Does anyone out there know an estimate of the minimum energy needed to launch a satellite into space? Or at least where I can find out? I'm desperate to find out, my physics assignment needs to be handed in soon...
I believe that it takes twice the amount of kinetic energy to launch a satellite as it takes to maintain the orbit of the satellite. The escape velocity is: v = sqrt(2GM/r)
From Newton's law of gravitation... a(r) = -gR² / r² Where R is the radius of the Earth and r is the distance of the satellite from the center of the Earth. Using the Chain Rule... a = dv/dt = dv/dr * dr/dt But dr/dt = v so... a = dv/dr * v Substitute this... dv/dr * v = -gR² / r² Separate the variables... vdv =-gR² * dr/r² Integrate both sides... 1/2 v² = gR² / r + C (*) On the Earth's surface where you are launching your satellite you have r = R and v = v_0 (the initial velocity). So we have... 1/2 v² _0 = gR² / R + C 1/2 v² _0 = gR + C Where C = 1/2 v² _0 - gR Substituting this solution from initial conditions back into the general solution (*) we have... 1/2 v² = gR² / r + 1/2 v² _0 - gR ___ v² = 2gR² / r + v² _0 - 2gR ___ If v² = 0 then v = 0 and the satellite will fall back to Earth. If v² = 2gR then v² = 2gR² / r + 0 and this velocity is always positive. Thus we need a velocity of at least v = √(2gR) to escape the pull of Earth's gravity. v
Yes, but that is the escape velocity which is something like 11 km/s. If you just want to get to a low orbit you need a speed of about 7 km/s, don't remember the altitude.
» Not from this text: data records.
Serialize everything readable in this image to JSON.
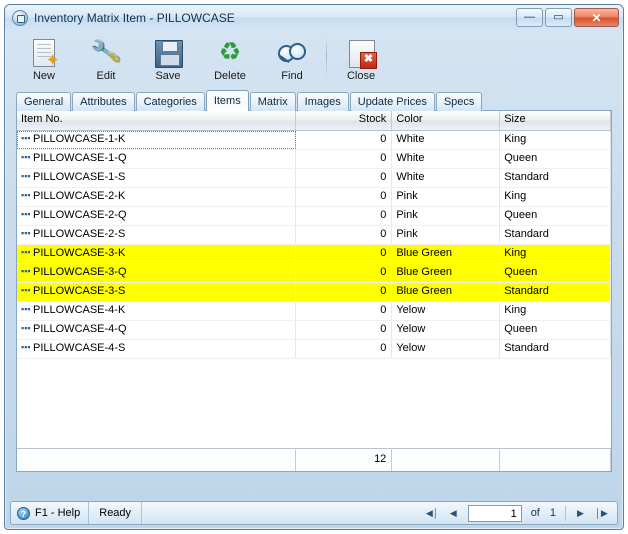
{
  "window": {
    "title": "Inventory Matrix Item - PILLOWCASE",
    "icon": "app-window-icon",
    "buttons": {
      "minimize": "—",
      "maximize": "▭",
      "close": "✕"
    }
  },
  "toolbar": {
    "items": [
      {
        "label": "New",
        "icon": "new-document-icon"
      },
      {
        "label": "Edit",
        "icon": "edit-wrench-pencil-icon"
      },
      {
        "label": "Save",
        "icon": "save-floppy-icon"
      },
      {
        "label": "Delete",
        "icon": "delete-recycle-icon"
      },
      {
        "label": "Find",
        "icon": "find-binoculars-icon"
      },
      {
        "label": "Close",
        "icon": "close-document-icon"
      }
    ]
  },
  "tabs": {
    "active": "Items",
    "items": [
      "General",
      "Attributes",
      "Categories",
      "Items",
      "Matrix",
      "Images",
      "Update Prices",
      "Specs"
    ]
  },
  "grid": {
    "columns": [
      "Item No.",
      "Stock",
      "Color",
      "Size"
    ],
    "rows": [
      {
        "item": "PILLOWCASE-1-K",
        "stock": "0",
        "color": "White",
        "size": "King",
        "highlight": false
      },
      {
        "item": "PILLOWCASE-1-Q",
        "stock": "0",
        "color": "White",
        "size": "Queen",
        "highlight": false
      },
      {
        "item": "PILLOWCASE-1-S",
        "stock": "0",
        "color": "White",
        "size": "Standard",
        "highlight": false
      },
      {
        "item": "PILLOWCASE-2-K",
        "stock": "0",
        "color": "Pink",
        "size": "King",
        "highlight": false
      },
      {
        "item": "PILLOWCASE-2-Q",
        "stock": "0",
        "color": "Pink",
        "size": "Queen",
        "highlight": false
      },
      {
        "item": "PILLOWCASE-2-S",
        "stock": "0",
        "color": "Pink",
        "size": "Standard",
        "highlight": false
      },
      {
        "item": "PILLOWCASE-3-K",
        "stock": "0",
        "color": "Blue Green",
        "size": "King",
        "highlight": true
      },
      {
        "item": "PILLOWCASE-3-Q",
        "stock": "0",
        "color": "Blue Green",
        "size": "Queen",
        "highlight": true
      },
      {
        "item": "PILLOWCASE-3-S",
        "stock": "0",
        "color": "Blue Green",
        "size": "Standard",
        "highlight": true
      },
      {
        "item": "PILLOWCASE-4-K",
        "stock": "0",
        "color": "Yelow",
        "size": "King",
        "highlight": false
      },
      {
        "item": "PILLOWCASE-4-Q",
        "stock": "0",
        "color": "Yelow",
        "size": "Queen",
        "highlight": false
      },
      {
        "item": "PILLOWCASE-4-S",
        "stock": "0",
        "color": "Yelow",
        "size": "Standard",
        "highlight": false
      }
    ],
    "footer": {
      "item_total": "",
      "stock_total": "12",
      "color_total": "",
      "size_total": ""
    },
    "highlight_color": "#ffff00"
  },
  "statusbar": {
    "help_label": "F1 - Help",
    "help_icon": "help-question-icon",
    "status": "Ready",
    "nav": {
      "first": "◀│",
      "prev": "◀",
      "page_value": "1",
      "of_label": "of",
      "page_count": "1",
      "next": "▶",
      "last": "│▶"
    }
  }
}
The kinetic energy is as always mv²/2. Much cheaper!
True, but that orbit will decay rapidly back into Earth. I think the question is a little vague though. If the point of the launch was to simply get something into space and not keep it there then Omnignost's low orbit technique would suffice (not enough time to work it out ATM). However if the point was to get into space and onwards (like to the moon or something) then the minimum speed would have to be the escape velocity which is 11170km/s. So our question is: which one is it sandgroper?
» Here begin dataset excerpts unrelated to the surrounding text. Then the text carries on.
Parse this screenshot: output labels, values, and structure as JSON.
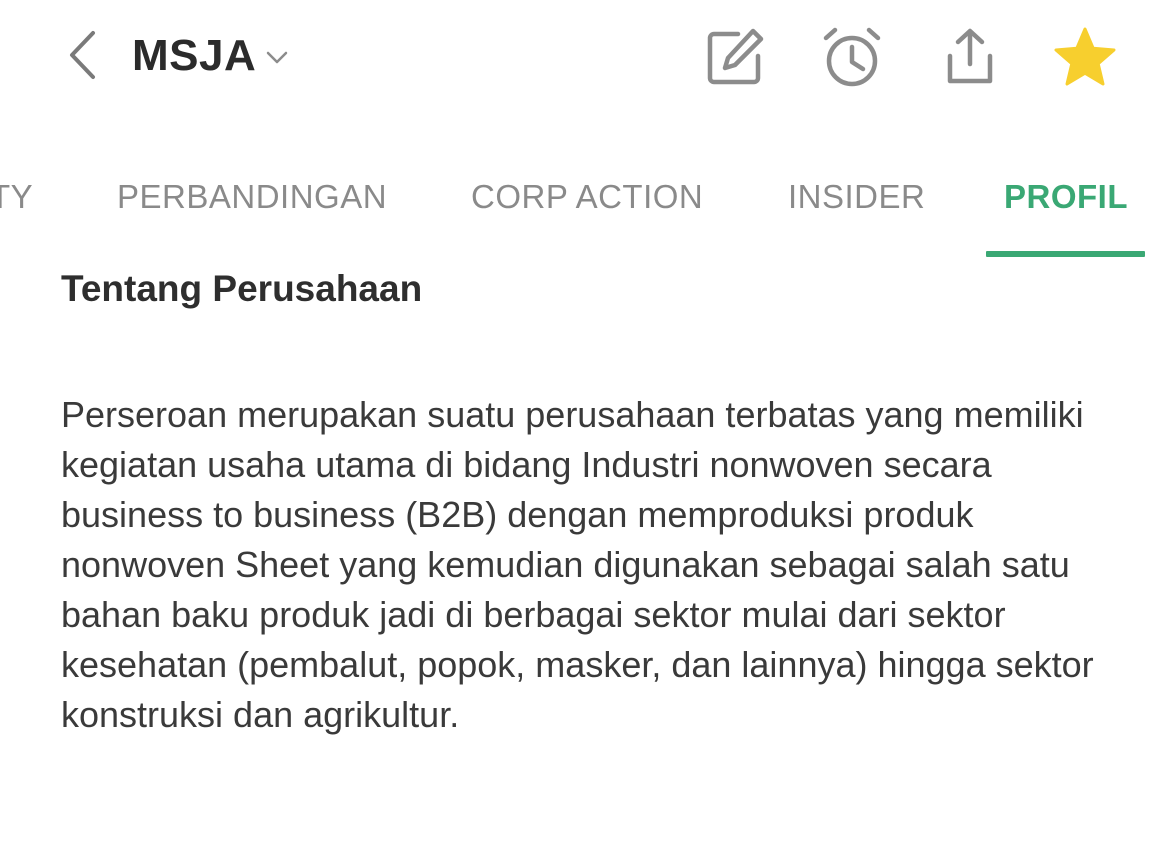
{
  "header": {
    "ticker": "MSJA",
    "icons": {
      "back": "chevron-left-icon",
      "ticker_menu": "chevron-down-icon",
      "edit": "edit-icon",
      "alarm": "alarm-icon",
      "share": "share-icon",
      "favorite": "star-icon"
    }
  },
  "tabs": [
    {
      "label": "TY",
      "active": false
    },
    {
      "label": "PERBANDINGAN",
      "active": false
    },
    {
      "label": "CORP ACTION",
      "active": false
    },
    {
      "label": "INSIDER",
      "active": false
    },
    {
      "label": "PROFIL",
      "active": true
    }
  ],
  "profile": {
    "section_title": "Tentang Perusahaan",
    "description": "Perseroan merupakan suatu perusahaan terbatas yang memiliki kegiatan usaha utama di bidang Industri nonwoven secara business to business (B2B) dengan memproduksi produk nonwoven Sheet yang kemudian digunakan sebagai salah satu bahan baku produk jadi di berbagai sektor mulai dari sektor kesehatan (pembalut, popok, masker, dan lainnya) hingga sektor konstruksi dan agrikultur."
  },
  "colors": {
    "accent_green": "#3aa874",
    "star_yellow": "#f7cf2e",
    "icon_gray": "#8c8c8c",
    "inactive_tab": "#8a8a8a",
    "text_dark": "#2e2e2e"
  }
}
If the object is to place the satellite into stable LEO you don't need to achieve escape velocity. To do this you do not apply all of your delta v at launch. First you launch into an orbit with an apogee of an altitude of 300km (and a perigee at launch point) this takes a delta v of about 8 km/sec. Upon reaching apogee you apply another 100 km/sec or so which raises your perigee up to 300km altitude. This puts you into a stable LEO, all for a total delta v of 8.1 km/sec. This works out to about 32,800,000 joules per Kg A more direct way of getting the minimum energy is by the formula: E = GMm(1/r-1/(2a+2r)) where G = gravitational constant M = mass of Earth m = mass of satellite r = radius of Earth a= altitude of orbit This formula doesn't take the rotation of the Earth into account, however, so to be more accurate you should add the term -107648cos²(L)m Where L is the latitude of the launch point. this gives E = GMm(1/r-1/(2a+2r)) -107648cos²(L)m
Or you could just look up the orbital formula for an elliptical orbit around the earth and figure out what energy you want for given radii and velocities. It should be pretty standard with derivation and such in any mechanics textbook, and I would recommend you look through it since central force motion is so useful.
Cheers, fellas Thanks a lot guys, you're real lifesavers... But I think my Year 12 Physics teacher will get suspicious if I start factoring in things like rotation of the Earth...
Sorry about the vagueness, oxymoron, but that is the actual wording of one of the questions I received. My teacher is the one being vague...